Build resilience, reduce early attrition in less than an hour

Daily Briefing

Build resilience, reduce early attrition in less than an hour

Best practice of the week: July 10 – 14

There is a well-documented gap in resilience between well-resourced students (those with plentiful financial resources, strong family support, and large social networks) and their peers with access to fewer resources (who are at more risk).

To address this gap in student confidence, University of Texas at Austin administrators worked with psychology faculty to construct a pre-orientation exercise designed to encourage resilience among high-risk students. Their hypothesis, motivated by research on the importance of self-improvement and belonging in personal success, was that introducing students to the concept of intellectual and social growth prior to their arrival on campus would increase their likelihood of completing their first set of courses.

Online retention exercise

The researchers created a controlled experiment within an online pre-orientation activity called “The UT Mindset,” which took most students 25 to 45 minutes to complete.
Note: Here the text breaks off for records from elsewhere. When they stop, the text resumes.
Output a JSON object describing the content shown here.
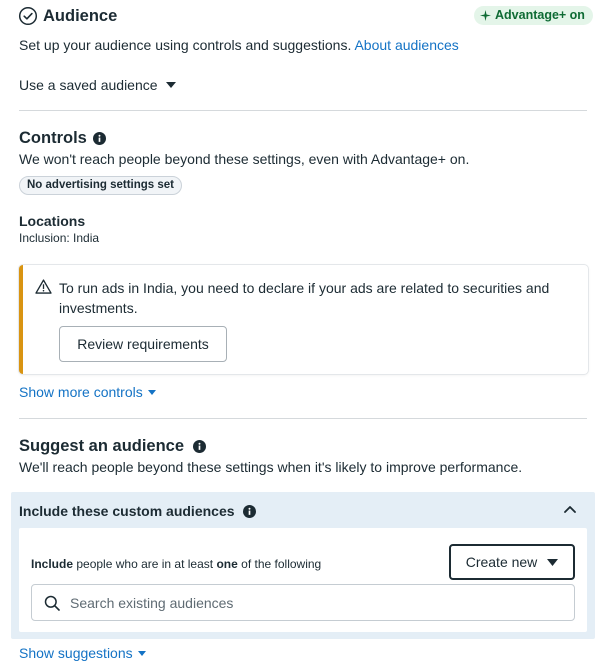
{
  "header": {
    "title": "Audience",
    "badge": "Advantage+ on",
    "subtitle": "Set up your audience using controls and suggestions.",
    "about_link": "About audiences",
    "saved_audience": "Use a saved audience"
  },
  "controls": {
    "title": "Controls",
    "description": "We won't reach people beyond these settings, even with Advantage+ on.",
    "pill": "No advertising settings set",
    "locations_title": "Locations",
    "inclusion_label": "Inclusion:",
    "inclusion_value": "India",
    "warning_text": "To run ads in India, you need to declare if your ads are related to securities and investments.",
    "review_button": "Review requirements",
    "show_more": "Show more controls"
  },
  "suggest": {
    "title": "Suggest an audience",
    "description": "We'll reach people beyond these settings when it's likely to improve performance.",
    "custom_title": "Include these custom audiences",
    "include_bold": "Include",
    "include_mid": "people who are in at least",
    "include_one": "one",
    "include_end": "of the following",
    "create_button": "Create new",
    "search_placeholder": "Search existing audiences",
    "show_suggestions": "Show suggestions"
  },
  "colors": {
    "link": "#1473c5",
    "badge_bg": "#e4f5e9",
    "badge_text": "#0e6b34",
    "warning_accent": "#d99411",
    "panel_bg": "#e4eef6"
  }
}
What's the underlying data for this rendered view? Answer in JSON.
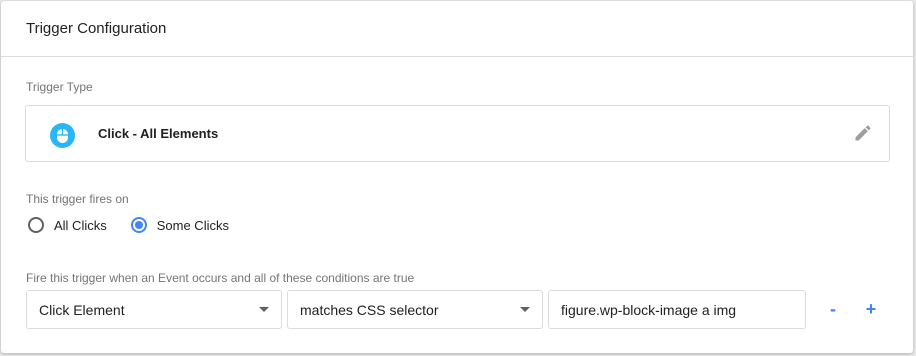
{
  "card": {
    "title": "Trigger Configuration"
  },
  "trigger_type": {
    "label": "Trigger Type",
    "name": "Click - All Elements",
    "icon": "mouse-icon",
    "icon_color": "#29b6f6"
  },
  "fires_on": {
    "label": "This trigger fires on",
    "options": [
      {
        "label": "All Clicks",
        "selected": false
      },
      {
        "label": "Some Clicks",
        "selected": true
      }
    ]
  },
  "conditions": {
    "label": "Fire this trigger when an Event occurs and all of these conditions are true",
    "variable": "Click Element",
    "operator": "matches CSS selector",
    "value": "figure.wp-block-image a img",
    "remove_label": "-",
    "add_label": "+"
  },
  "colors": {
    "accent": "#4285f4"
  }
}
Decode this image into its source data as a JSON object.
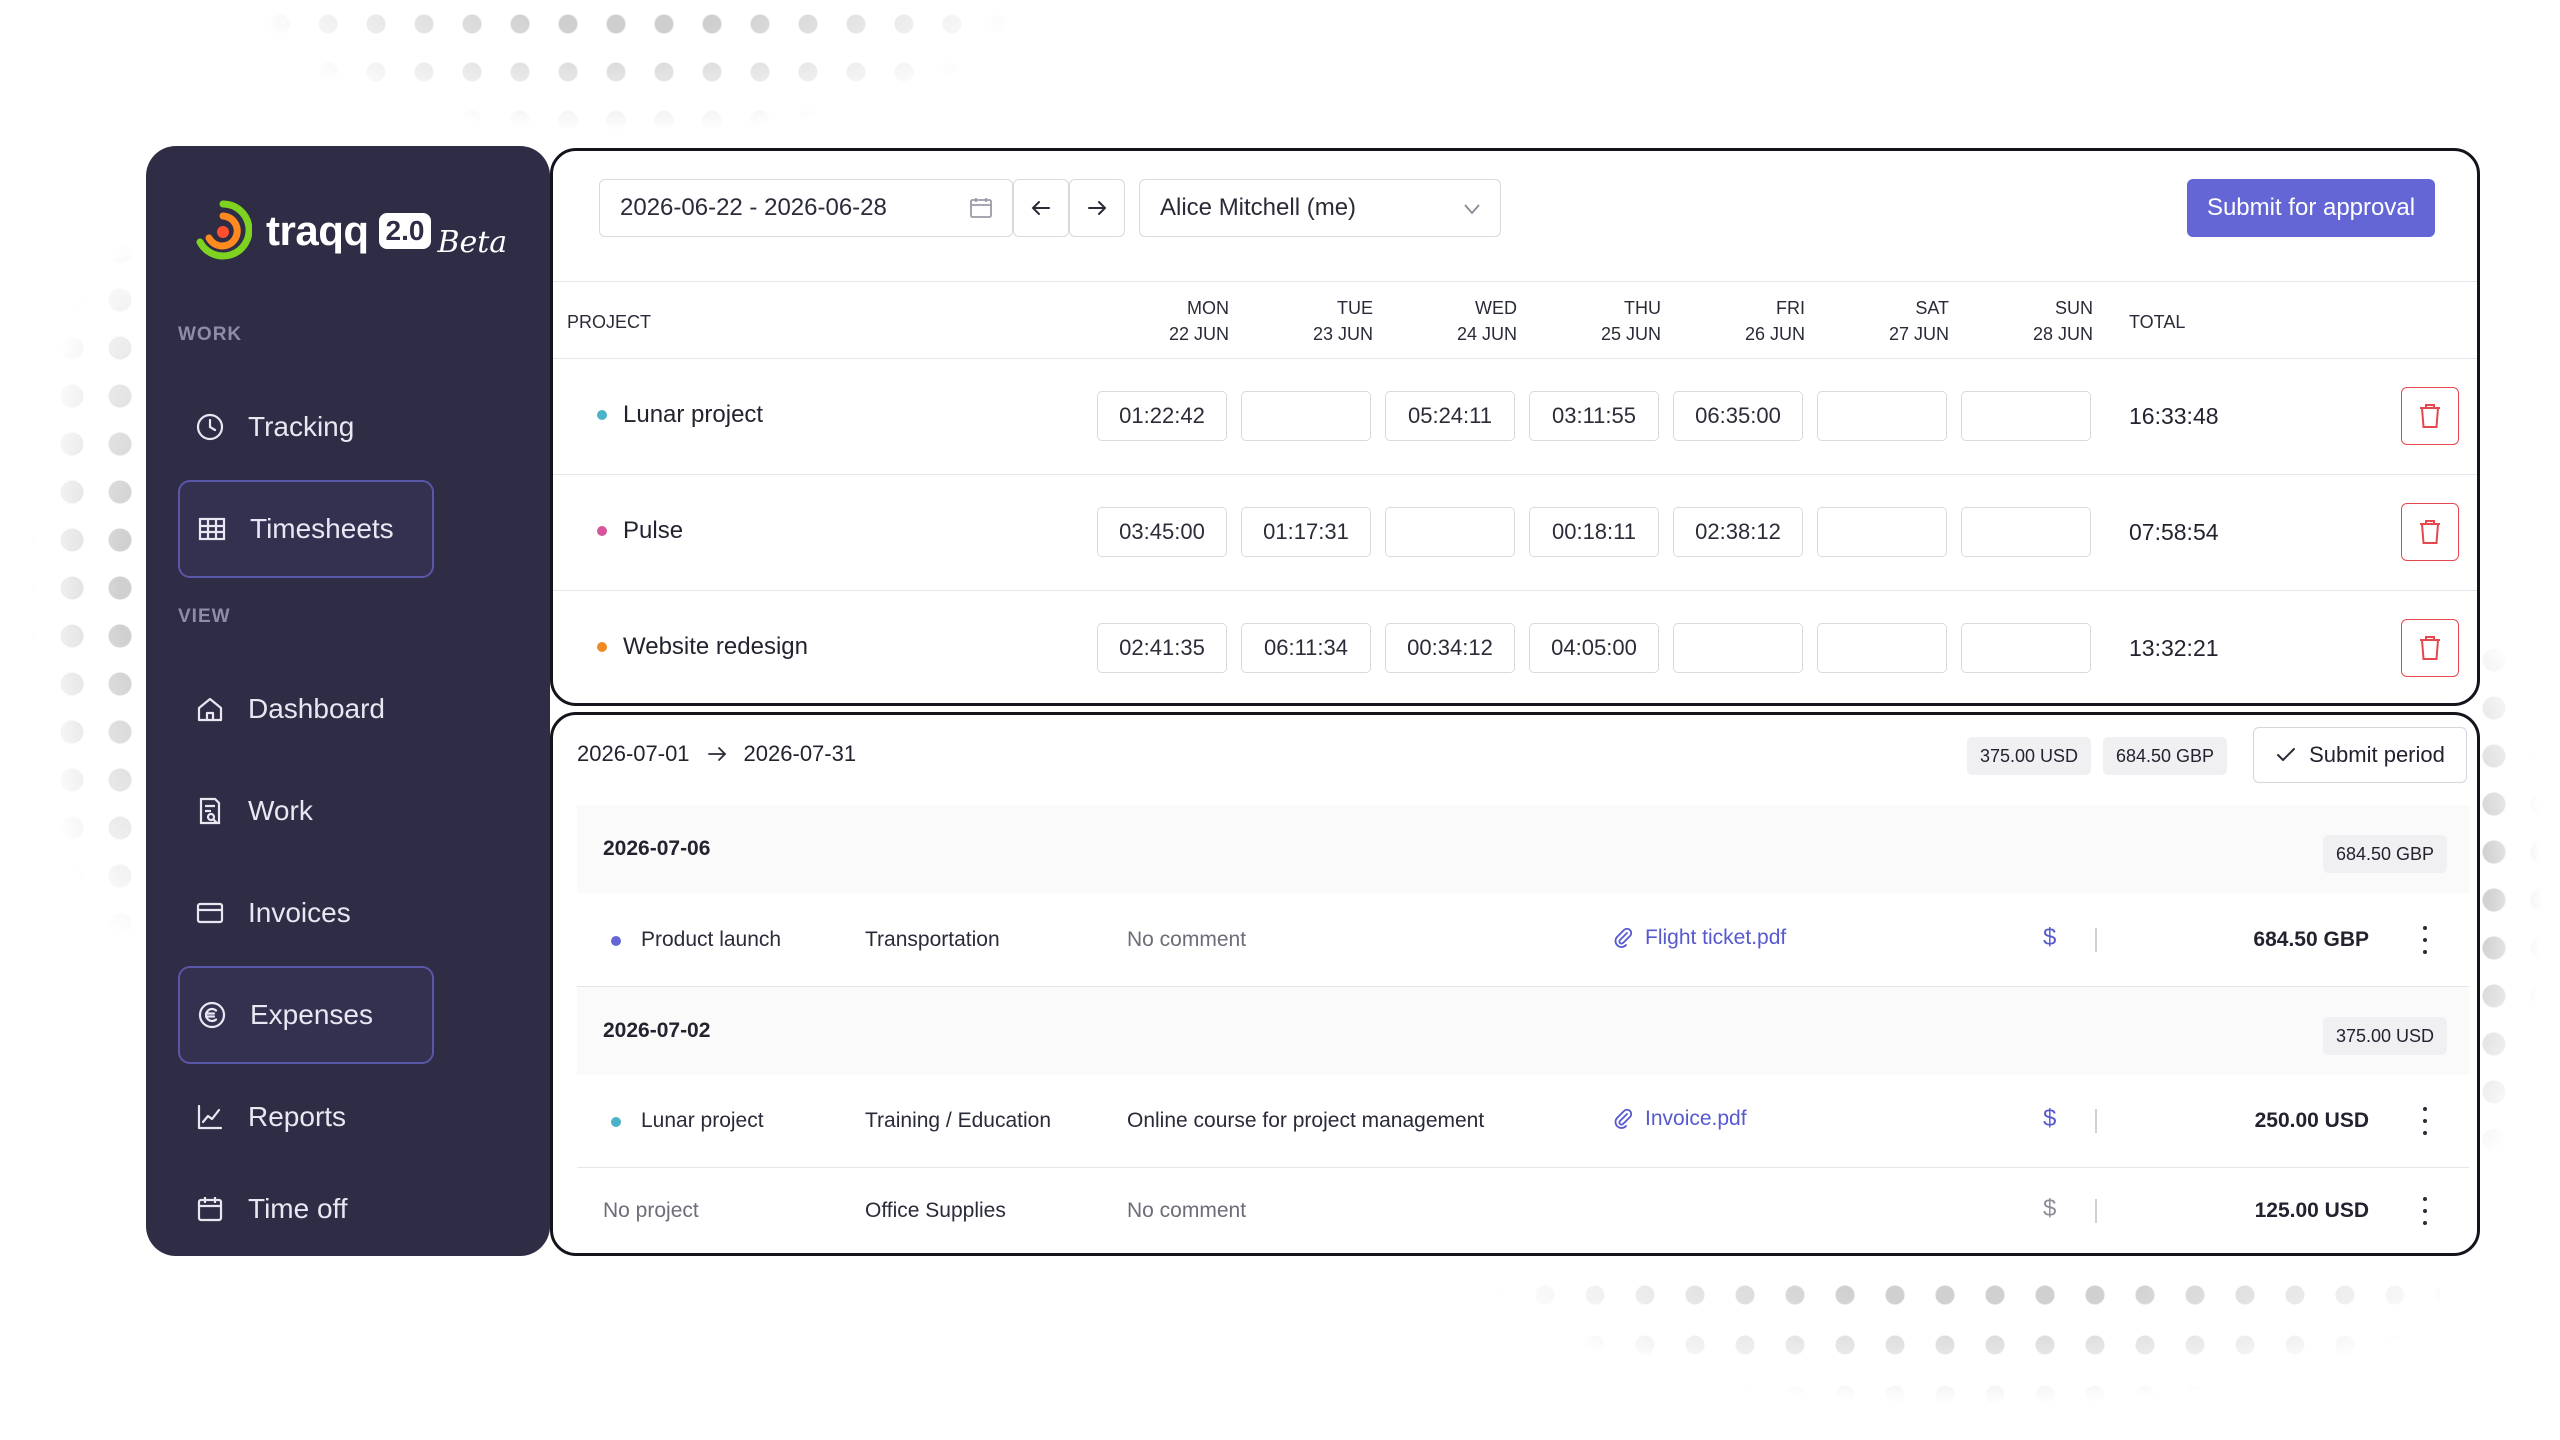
{
  "brand": {
    "name": "traqq",
    "version": "2.0",
    "tag": "Beta"
  },
  "sidebar": {
    "sections": [
      {
        "label": "WORK"
      },
      {
        "label": "VIEW"
      }
    ],
    "items": [
      {
        "label": "Tracking",
        "icon": "clock-icon"
      },
      {
        "label": "Timesheets",
        "icon": "grid-icon",
        "active": true
      },
      {
        "label": "Dashboard",
        "icon": "home-icon"
      },
      {
        "label": "Work",
        "icon": "document-search-icon"
      },
      {
        "label": "Invoices",
        "icon": "wallet-icon"
      },
      {
        "label": "Expenses",
        "icon": "euro-icon",
        "active": true
      },
      {
        "label": "Reports",
        "icon": "line-chart-icon"
      },
      {
        "label": "Time off",
        "icon": "calendar-icon"
      }
    ]
  },
  "timesheet": {
    "date_range": "2026-06-22 - 2026-06-28",
    "user": "Alice Mitchell (me)",
    "submit_label": "Submit for approval",
    "headers": {
      "project": "PROJECT",
      "days": [
        {
          "day": "MON",
          "date": "22 JUN"
        },
        {
          "day": "TUE",
          "date": "23 JUN"
        },
        {
          "day": "WED",
          "date": "24 JUN"
        },
        {
          "day": "THU",
          "date": "25 JUN"
        },
        {
          "day": "FRI",
          "date": "26 JUN"
        },
        {
          "day": "SAT",
          "date": "27 JUN"
        },
        {
          "day": "SUN",
          "date": "28 JUN"
        }
      ],
      "total": "TOTAL"
    },
    "rows": [
      {
        "project": "Lunar project",
        "color": "#4bb3c8",
        "times": [
          "01:22:42",
          "",
          "05:24:11",
          "03:11:55",
          "06:35:00",
          "",
          ""
        ],
        "total": "16:33:48"
      },
      {
        "project": "Pulse",
        "color": "#d6559b",
        "times": [
          "03:45:00",
          "01:17:31",
          "",
          "00:18:11",
          "02:38:12",
          "",
          ""
        ],
        "total": "07:58:54"
      },
      {
        "project": "Website redesign",
        "color": "#f08a24",
        "times": [
          "02:41:35",
          "06:11:34",
          "00:34:12",
          "04:05:00",
          "",
          "",
          ""
        ],
        "total": "13:32:21"
      }
    ]
  },
  "expenses": {
    "period_start": "2026-07-01",
    "period_end": "2026-07-31",
    "totals": [
      "375.00 USD",
      "684.50 GBP"
    ],
    "submit_label": "Submit period",
    "groups": [
      {
        "date": "2026-07-06",
        "total": "684.50 GBP",
        "items": [
          {
            "project": "Product launch",
            "dot_color": "#6466d6",
            "category": "Transportation",
            "comment": "No comment",
            "attachment": "Flight ticket.pdf",
            "amount": "684.50 GBP"
          }
        ]
      },
      {
        "date": "2026-07-02",
        "total": "375.00 USD",
        "items": [
          {
            "project": "Lunar project",
            "dot_color": "#4bb3c8",
            "category": "Training / Education",
            "comment": "Online course for project management",
            "attachment": "Invoice.pdf",
            "amount": "250.00 USD"
          },
          {
            "project": "No project",
            "dot_color": "",
            "category": "Office Supplies",
            "comment": "No comment",
            "attachment": "",
            "amount": "125.00 USD"
          }
        ]
      }
    ],
    "currency_symbol": "$"
  },
  "colors": {
    "sidebar": "#2f2d45",
    "accent": "#6466d6",
    "danger": "#e5484d"
  }
}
Some students received a set of readings that emphasized both growth (the idea that your brain is a muscle that you can build and improve over time) and belonging (the idea that it is common and normal to feel out of place when acclimating to a new environment and that over time, everyone finds others to connect with). The control group read general passages about Austin’s climate and culture.

Then, all students were asked to reflect on what they read by writing a personal message to another student struggling to acclimate to college, reinforcing and personalizing the key lessons in the readings.

In the control group, there was no clear impact measured by credit completion after the first term; and for low-risk students, neither intervention made much of an impact. But for high-risk students, the growth and belonging exercise had a significant impact: the gap between their credit completion rate and that of the low-risk population was cut in half, from 12% to 6%.

Convinced of the program’s effectiveness, administrators began including this exercise in pre-orientation for all incoming students in fall 2014. The faculty behind the intervention argue that while it does not necessarily change students’ beliefs immediately, it subtly improves their reactions to the first few challenges that come their way.